My current research interests lie at the boundary of pure and applied research: developing the experimental methods and technology that will take quantum information processing (QIP) from the realm of basic algorithms to the level of performing useful calculations and simulations. My research uses sets of atomic ions trapped in specialized, microfabricated rf-Paul traps. Combined with laser cooling and laser state manipulation (as well as newer techniques), atomic- ion based quantum-bits have proven to be one of the most promising systems for QIP applications.

QIP is the field of physics which deals with using quantum effects to perfom calculations that cannot be done practical with classical computers. This field is often called simply Quantum Computing but also spans the field of Quantum Simulation. Following in the footsteps of giants, I call it Quantum Information Processing (QIP) when talking about the field in general.
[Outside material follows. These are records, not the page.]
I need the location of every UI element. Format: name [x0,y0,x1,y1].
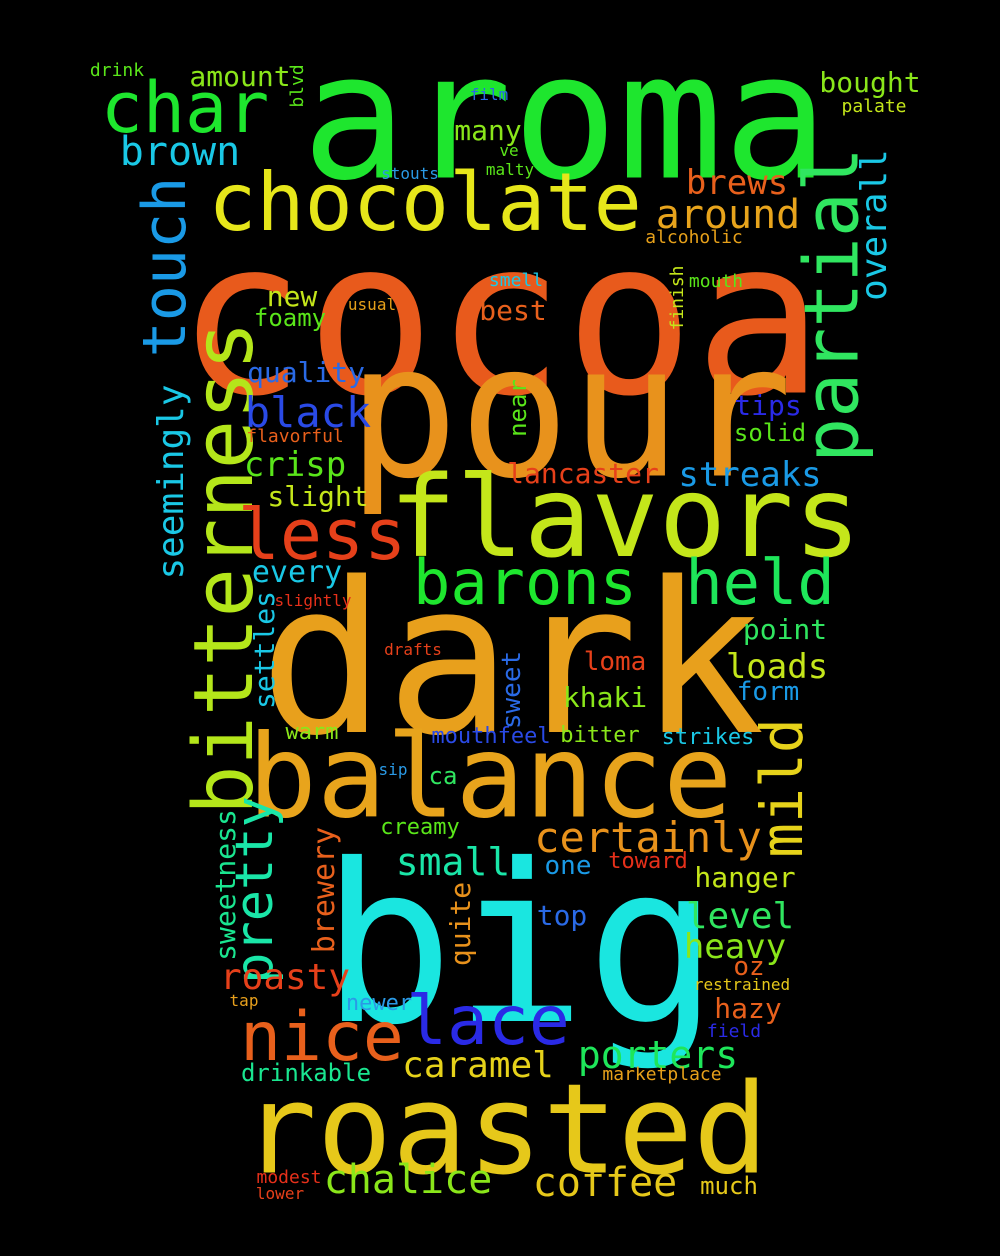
word-flavorful: flavorful [246,426,344,447]
word-hazy: hazy [714,992,782,1025]
word-drink: drink [89,60,145,81]
word-sweet: sweet [497,650,527,730]
word-top: top [536,899,588,932]
word-much: much [700,1172,758,1200]
word-alcoholic: alcoholic [645,227,743,248]
word-malty: malty [485,160,535,179]
word-brewery: brewery [307,826,342,954]
word-stouts: stouts [381,164,439,183]
word-dark: dark [259,537,765,782]
word-heavy: heavy [683,927,787,967]
word-nice: nice [240,998,404,1077]
word-every: every [251,555,343,590]
word-strikes: strikes [661,725,755,750]
word-blvd: blvd [287,64,308,108]
word-tips: tips [734,389,802,422]
word-coffee: coffee [532,1160,678,1206]
word-solid: solid [733,419,807,447]
word-creamy: creamy [380,815,460,840]
word-bought: bought [819,66,921,99]
word-bitter: bitter [560,723,640,748]
word-porters: porters [577,1033,739,1077]
word-lace: lace [406,982,570,1061]
word-tap: tap [229,991,259,1010]
word-one: one [544,851,592,881]
word-balance: balance [247,710,733,845]
word-brews: brews [685,163,789,203]
word-modest: modest [256,1167,322,1188]
word-warm: warm [285,720,339,745]
word-sweetness: sweetness [209,809,242,961]
word-quite: quite [444,881,477,967]
word-point: point [742,613,828,646]
word-field: field [706,1021,762,1042]
word-film: film [469,85,509,104]
word-level: level [685,896,795,937]
word-small: small [395,840,511,884]
word-lower: lower [255,1184,305,1203]
word-oz: oz [733,952,765,982]
word-slightly: slightly [274,591,352,610]
word-loads: loads [725,647,829,687]
word-less: less [237,494,407,576]
word-loma: loma [583,647,647,677]
word-mouth: mouth [688,271,744,292]
word-drafts: drafts [384,640,442,659]
word-best: best [479,294,547,327]
word-seemingly: seemingly [151,384,192,580]
word-roasted: roasted [241,1057,769,1203]
word-roasty: roasty [219,957,351,998]
word-form: form [736,677,800,707]
word-big: big [321,817,719,1073]
word-ve: ve [499,141,519,160]
word-streaks: streaks [678,455,822,495]
word-held: held [685,546,835,619]
word-pour: pour [347,303,793,520]
word-new: new [266,280,318,313]
word-toward: toward [608,849,688,874]
word-finish: finish [667,265,688,331]
word-black: black [244,388,372,437]
word-overall: overall [854,149,895,301]
word-certainly: certainly [534,813,762,862]
word-palate: palate [841,96,907,117]
word-hanger: hanger [694,861,796,894]
word-touch: touch [130,176,200,358]
word-amount: amount [189,60,291,93]
word-khaki: khaki [562,681,648,714]
word-mouthfeel: mouthfeel [431,724,551,749]
word-around: around [655,192,801,238]
word-chocolate: chocolate [208,156,642,249]
word-newer: newer [345,991,413,1016]
word-near: near [504,379,532,437]
word-brown: brown [119,129,241,175]
word-restrained: restrained [693,975,791,994]
word-crisp: crisp [243,445,347,485]
word-drinkable: drinkable [240,1059,372,1087]
word-barons: barons [413,546,637,619]
word-sip: sip [378,760,408,779]
word-many: many [454,114,522,147]
word-slight: slight [267,480,369,513]
word-char: char [100,67,270,149]
word-caramel: caramel [402,1045,554,1086]
word-quality: quality [246,356,366,389]
word-chalice: chalice [323,1157,493,1203]
word-flavors: flavors [388,453,862,583]
word-marketplace: marketplace [602,1064,722,1085]
word-smell: smell [488,270,544,291]
word-foamy: foamy [253,304,327,332]
word-cocoa: cocoa [176,192,824,444]
word-aroma: aroma [301,16,829,220]
word-lancaster: lancaster [507,457,659,490]
word-usual: usual [347,295,397,314]
word-ca: ca [428,762,458,790]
My particular contributions are in the area of QIP with ions as a member of the Quantum Information Systems group at the Georgia Tech Research Institute and previously as a postdoc at the Ion Storage Group at the National Institute of Standards and Technology (NIST) in Boulder, CO.

During my postdoc in the Ion Storage Group at the National Institute of Standards and Technology, we designed and fabricated (with myself leading the effort) a specialized ion trap with 150-electrodes in a configuration that become known as the Racetrack trap (there were quite a few humerous names that, thankfully, didn't stick).
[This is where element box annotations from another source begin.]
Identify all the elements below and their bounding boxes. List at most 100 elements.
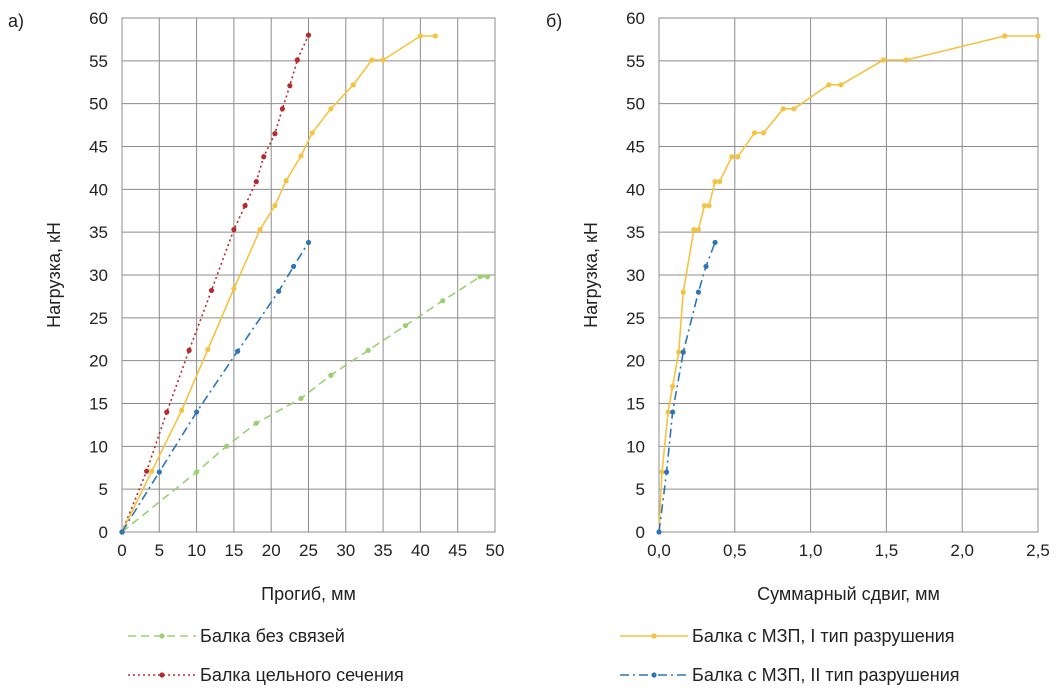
data-point (903, 57, 909, 63)
data-point (676, 349, 682, 355)
data-point (712, 239, 718, 246)
y-tick-label: 50 (89, 95, 108, 114)
data-point (231, 226, 237, 233)
data-point (717, 179, 723, 185)
x-tick-label: 35 (374, 541, 393, 560)
x-tick-label: 0,5 (723, 541, 747, 560)
data-point (235, 348, 241, 354)
y-tick-label: 5 (636, 480, 645, 499)
y-tick-label: 60 (626, 9, 645, 28)
data-point (663, 469, 670, 475)
y-tick-label: 40 (89, 180, 108, 199)
y-tick-label: 5 (99, 480, 108, 499)
data-point (735, 154, 741, 160)
data-point (712, 179, 718, 185)
data-point (242, 203, 248, 209)
panel-label: б) (546, 11, 562, 31)
data-point (328, 106, 334, 112)
data-point (294, 57, 300, 63)
data-point (751, 130, 758, 136)
y-tick-label: 45 (89, 138, 108, 157)
data-point (1002, 33, 1008, 39)
y-tick-label: 0 (636, 523, 645, 542)
y-tick-label: 25 (89, 309, 108, 328)
series-2-2 (656, 239, 718, 535)
y-tick-label: 55 (626, 52, 645, 71)
data-point (680, 349, 686, 355)
data-point (119, 529, 125, 535)
legend-label: Балка с МЗП, II тип разрушения (692, 665, 960, 685)
x-tick-label: 25 (299, 541, 318, 560)
x-tick-label: 50 (486, 541, 505, 560)
data-point (729, 154, 735, 160)
x-axis-title: Суммарный сдвиг, мм (757, 584, 940, 604)
y-tick-label: 60 (89, 9, 108, 28)
data-point (380, 57, 386, 63)
series-line (658, 35, 1038, 533)
data-point (279, 106, 285, 112)
legend-item: Балка без связей (128, 626, 345, 646)
y-tick-label: 55 (89, 52, 108, 71)
x-tick-label: 15 (224, 541, 243, 560)
data-point (656, 529, 662, 535)
data-point (484, 274, 491, 280)
data-point (272, 131, 278, 137)
data-point (701, 203, 708, 209)
data-point (287, 83, 293, 89)
data-point (665, 409, 671, 415)
data-point (761, 130, 767, 136)
data-point (328, 372, 334, 378)
data-point (695, 289, 702, 295)
y-tick-label: 15 (626, 395, 645, 414)
data-point (350, 82, 356, 88)
series-1-3 (119, 33, 438, 535)
y-axis-title: Нагрузка, кН (44, 222, 64, 328)
data-point (417, 33, 423, 39)
data-point (880, 57, 886, 63)
data-point (205, 346, 211, 353)
data-point (253, 420, 259, 426)
y-axis-title: Нагрузка, кН (581, 222, 601, 328)
x-tick-label: 2,5 (1026, 541, 1050, 560)
y-tick-label: 50 (626, 95, 645, 114)
y-tick-label: 0 (99, 523, 108, 542)
data-point (194, 409, 200, 415)
legend-item: Балка с МЗП, I тип разрушения (620, 626, 955, 646)
x-axis-title: Прогиб, мм (261, 584, 356, 604)
data-point (164, 409, 170, 415)
chart-panel-2: б) 0,0 0,5 1,0 1,5 2,0 2,5 0 5 10 15 20 25 30 35 40 45 50… (546, 9, 1050, 604)
legend-label: Балка без связей (200, 626, 345, 646)
legend-swatch-marker (159, 672, 165, 678)
x-tick-label: 10 (187, 541, 206, 560)
x-tick-label: 40 (411, 541, 430, 560)
legend-label: Балка цельного сечения (200, 665, 404, 685)
x-tick-label: 30 (336, 541, 355, 560)
data-point (432, 33, 438, 39)
data-point (780, 106, 786, 112)
x-tick-label: 0 (117, 541, 126, 560)
series-line (121, 35, 436, 533)
series-1-4 (119, 239, 312, 535)
y-tick-label: 10 (626, 437, 645, 456)
data-point (826, 82, 832, 88)
y-tick-label: 25 (626, 309, 645, 328)
series-2-1 (656, 33, 1041, 535)
data-point (440, 298, 446, 304)
data-point (695, 226, 702, 233)
chart-panel-1: а) 0 5 10 15 20 25 30 35 40 45 50 0 5 10 15 20 25 30 35 40 45… (8, 9, 504, 604)
data-point (149, 468, 155, 474)
y-tick-label: 35 (626, 223, 645, 242)
data-point (156, 469, 162, 475)
y-tick-label: 15 (89, 395, 108, 414)
data-point (305, 32, 312, 38)
x-tick-label: 1,0 (799, 541, 823, 560)
data-point (276, 288, 282, 294)
legend-label: Балка с МЗП, I тип разрушения (692, 626, 955, 646)
y-tick-label: 35 (89, 223, 108, 242)
x-tick-label: 5 (155, 541, 164, 560)
legend-item: Балка с МЗП, II тип разрушения (620, 665, 960, 685)
data-point (290, 263, 297, 270)
data-point (272, 203, 278, 209)
data-point (670, 383, 676, 389)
An image of this trap made it into Popular Science’s The Most Amazing Science Images of 2010 and the resulting paper is included in New Journal of Physics’ “Best of 2010” collection. Here is a low res version of the image:

As an accompaniment to the paper, I created a video describing the trap for New Journal of Physics’ new video abstract feature. The video can be found here.

My thesis research was in the field of precision measurements, in particular the search for a permanent electric dipole moment (EDM) of the electron. This is really particle physics but using the tools of low energy atomic physics. Searches for the EDM have been going on for many decades and have turned up null results so far. However, there are good reasons to believe that the EDM exists at some level but depending on how big the property is, we can restrict newer particle theories or definitively rule that there is "Physics Beyond the Standard Model of Particle Physics".